Until a few decades ago, employment discrimination perversely strengthened our teaching force. Brilliant women became elementary school teachers, because better jobs weren’t open to them. It was profoundly unfair, but the discrimination did benefit America’s children.

These days, brilliant women become surgeons and investment bankers — and 47 percent of America’s kindergarten through 12th-grade teachers come from the bottom one-third of their college classes (as measured by SAT scores). The figure is from a study by McKinsey & Company, “Closing the Talent Gap.”

Changes in relative pay have reinforced the problem. In 1970, in New York City, a newly minted teacher at a public school earned about $2,000 less in salary than a starting lawyer at a prominent law firm. These days the lawyer takes home, including bonus, $115,000 more than the teacher, the McKinsey study found.

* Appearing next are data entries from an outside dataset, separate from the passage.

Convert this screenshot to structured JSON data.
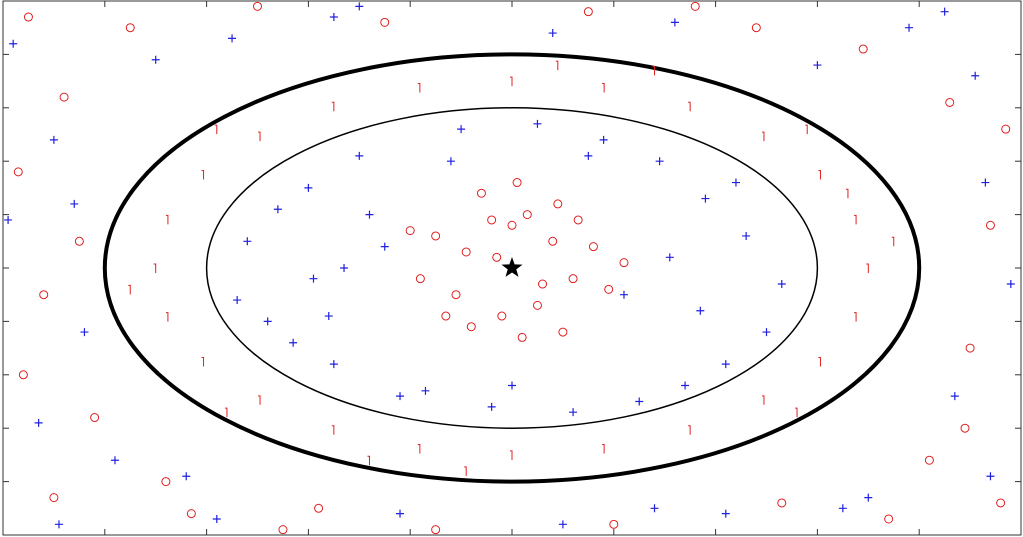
{
  "chart_data": {
    "type": "scatter",
    "xlim": [
      -10,
      10
    ],
    "ylim": [
      -5,
      5
    ],
    "xticks": [
      -10,
      -8,
      -6,
      -4,
      -2,
      0,
      2,
      4,
      6,
      8,
      10
    ],
    "yticks": [
      -5,
      -4,
      -3,
      -2,
      -1,
      0,
      1,
      2,
      3,
      4,
      5
    ],
    "ellipses": [
      {
        "cx": 0,
        "cy": 0,
        "a": 8,
        "b": 4,
        "color": "#000000",
        "linewidth": 4
      },
      {
        "cx": 0,
        "cy": 0,
        "a": 6,
        "b": 3,
        "color": "#000000",
        "linewidth": 1.5
      }
    ],
    "series": [
      {
        "marker": "circle",
        "color": "#e02020",
        "x": [
          0,
          0.3,
          -0.4,
          0.8,
          -0.9,
          1.2,
          -1.5,
          0.5,
          -0.2,
          1.6,
          -1.1,
          0.9,
          -0.6,
          1.9,
          -1.8,
          0.2,
          -0.3,
          1.3,
          -0.8,
          0.6,
          2.2,
          -2.0,
          0.1,
          -1.3,
          1.0
        ],
        "y": [
          0.8,
          1.0,
          0.9,
          0.5,
          0.3,
          -0.2,
          0.6,
          -0.7,
          -0.9,
          0.4,
          -0.5,
          1.2,
          1.4,
          -0.4,
          -0.2,
          -1.3,
          0.2,
          0.9,
          -1.1,
          -0.3,
          0.1,
          0.7,
          1.6,
          -0.9,
          -1.2
        ]
      },
      {
        "marker": "plus",
        "color": "#2020e0",
        "x": [
          -5.2,
          -4.8,
          -4.0,
          -3.5,
          -3.0,
          -2.2,
          -1.0,
          0.5,
          1.8,
          2.9,
          3.8,
          4.6,
          5.3,
          5.0,
          4.2,
          3.4,
          2.5,
          1.2,
          -0.4,
          -1.7,
          -2.8,
          -3.9,
          -4.6,
          -5.4,
          -3.3,
          3.1,
          -2.5,
          2.2,
          -4.3,
          4.4,
          0.0,
          -1.2,
          1.5,
          -3.6,
          3.7
        ],
        "y": [
          0.5,
          -1.0,
          1.5,
          -1.8,
          2.1,
          -2.4,
          2.6,
          2.7,
          2.4,
          2.0,
          1.3,
          0.6,
          -0.3,
          -1.2,
          -1.8,
          -2.2,
          -2.5,
          -2.7,
          -2.6,
          -2.3,
          1.0,
          -0.2,
          1.1,
          -0.6,
          0.0,
          0.2,
          0.4,
          -0.5,
          -1.4,
          1.6,
          -2.2,
          2.0,
          2.1,
          -0.9,
          -0.8
        ]
      },
      {
        "marker": "tick",
        "color": "#e02020",
        "x": [
          7,
          6.76,
          6.06,
          4.95,
          3.5,
          1.81,
          0,
          -1.81,
          -3.5,
          -4.95,
          -6.06,
          -6.76,
          -7,
          -6.76,
          -6.06,
          -4.95,
          -3.5,
          -1.81,
          0,
          1.81,
          3.5,
          4.95,
          6.06,
          6.76,
          7.5,
          -7.5,
          2.8,
          -2.8,
          5.8,
          -5.8,
          -5.6,
          5.6,
          0.9,
          -0.9,
          6.6
        ],
        "y": [
          0,
          0.91,
          1.75,
          2.47,
          3.03,
          3.38,
          3.5,
          3.38,
          3.03,
          2.47,
          1.75,
          0.91,
          0,
          -0.91,
          -1.75,
          -2.47,
          -3.03,
          -3.38,
          -3.5,
          -3.38,
          -3.03,
          -2.47,
          -1.75,
          -0.91,
          0.5,
          -0.4,
          3.7,
          -3.6,
          2.6,
          2.6,
          -2.7,
          -2.7,
          3.8,
          -3.8,
          1.4
        ]
      },
      {
        "marker": "circle",
        "color": "#e02020",
        "x": [
          -9.5,
          -8.8,
          -9.2,
          -7.5,
          -6.3,
          -8.2,
          -9.7,
          -5.0,
          -2.5,
          1.5,
          4.8,
          6.9,
          8.6,
          9.4,
          9.0,
          8.2,
          9.6,
          7.4,
          5.3,
          2.0,
          -1.5,
          -3.8,
          -6.8,
          -9.0,
          -9.6,
          9.7,
          -4.5,
          3.6,
          8.9,
          -8.5
        ],
        "y": [
          4.7,
          3.2,
          -0.5,
          4.5,
          -4.6,
          -2.8,
          1.8,
          4.9,
          4.6,
          4.8,
          4.5,
          4.1,
          3.1,
          0.8,
          -1.5,
          -3.6,
          -4.4,
          -4.7,
          -4.4,
          -4.8,
          -4.9,
          -4.5,
          -4.0,
          -4.3,
          -2.0,
          2.6,
          -4.9,
          4.9,
          -3.0,
          0.5
        ]
      },
      {
        "marker": "plus",
        "color": "#2020e0",
        "x": [
          -9.8,
          -9.0,
          -8.4,
          -7.0,
          -5.5,
          -3.0,
          0.8,
          3.2,
          6.0,
          7.8,
          9.3,
          9.8,
          8.7,
          9.4,
          8.5,
          7.0,
          4.2,
          1.0,
          -2.2,
          -5.8,
          -7.8,
          -9.3,
          -9.9,
          -8.6,
          -3.5,
          2.8,
          6.5,
          9.1,
          -6.4,
          -8.9
        ],
        "y": [
          4.2,
          2.4,
          -1.2,
          3.9,
          4.3,
          4.9,
          4.4,
          4.6,
          3.8,
          4.5,
          1.6,
          -0.3,
          -2.4,
          -3.9,
          4.8,
          -4.3,
          -4.6,
          -4.8,
          -4.6,
          -4.7,
          -3.6,
          -2.9,
          0.9,
          1.2,
          4.7,
          -4.5,
          -4.5,
          3.6,
          -3.9,
          -4.8
        ]
      },
      {
        "marker": "star",
        "color": "#000000",
        "x": [
          0
        ],
        "y": [
          0
        ]
      }
    ]
  }
}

We all understand intuitively the difference a great teacher makes. I think of Juanita Trantina, who left my fifth-grade class intoxicated with excitement for learning and fascinated by the current events she spoke about. You probably have a Miss Trantina in your own past.

One Los Angeles study found that having a teacher from the 25 percent most effective group of teachers for four years in a row would be enough to eliminate the black-white achievement gap.

Recent scholarship suggests that good teachers, even kindergarten teachers, increase their students’ earnings many years later. Eric A. Hanushek of Stanford University found that an excellent teacher (one a standard deviation better than average, or better than 84 percent of teachers) raises each student’s lifetime earnings by $20,000. If there are 20 students in the class, that is an extra $400,000 generated, compared with a teacher who is merely average.

A teacher better than 93 percent of other teachers would add $640,000 to lifetime pay of a class of 20, the study found.

Look, I’m not a fan of teachers’ unions. They used their clout to gain job security more than pay, thus making the field safe for low achievers. Teaching work rules are often inflexible, benefits are generous relative to salaries, and it is difficult or impossible to dismiss teachers who are ineffective.

But none of this means that teachers are overpaid. And if governments nibble away at pensions and reduce job security, then they must pay more in wages to stay even.

Moreover, part of compensation is public esteem. When governors mock teachers as lazy, avaricious incompetents, they demean the profession and make it harder to attract the best and brightest. We should be elevating teachers, not throwing darts at them.

Consider three other countries renowned for their educational performance: Singapore, South Korea and Finland. In each country, teachers are drawn from the top third of their cohort, are hugely respected and are paid well (although that’s less true in Finland). In South Korea and Singapore, teachers on average earn more than lawyers and engineers, the McKinsey study found.

“We’re not going to get better teachers unless we pay them more,” notes Amy Wilkins of the Education Trust, an education reform organization. Likewise, Jeanne Allen of the Center for Education Reform says, “We’re the first people to say, throw them $100,000, throw them whatever it takes.”

Both Ms. Wilkins and Ms. Allen add in the next breath that pay should be for performance, with more rigorous evaluation. That makes sense to me.

Starting teacher pay, which now averages $39,000, would have to rise to $65,000 to fill most new teaching positions in high-needs schools with graduates from the top third of their classes, the McKinsey study found. That would be a bargain.

Indeed, it makes sense to cut corners elsewhere to boost teacher salaries. Research suggests that students would benefit from a tradeoff of better teachers but worse teacher-student ratios. Thus there are growing calls for a Japanese model of larger classes, but with outstanding, respected, well-paid teachers.

Teaching is unusual among the professions in that it pays poorly but has strong union protections and lockstep wage increases. It’s a factory model of compensation, and critics are right to fault it. But the bottom line is that we should pay teachers more, not less — and that politicians who falsely lambaste teachers as greedy are simply making it more difficult to attract the kind of above-average teachers our above-average children deserve.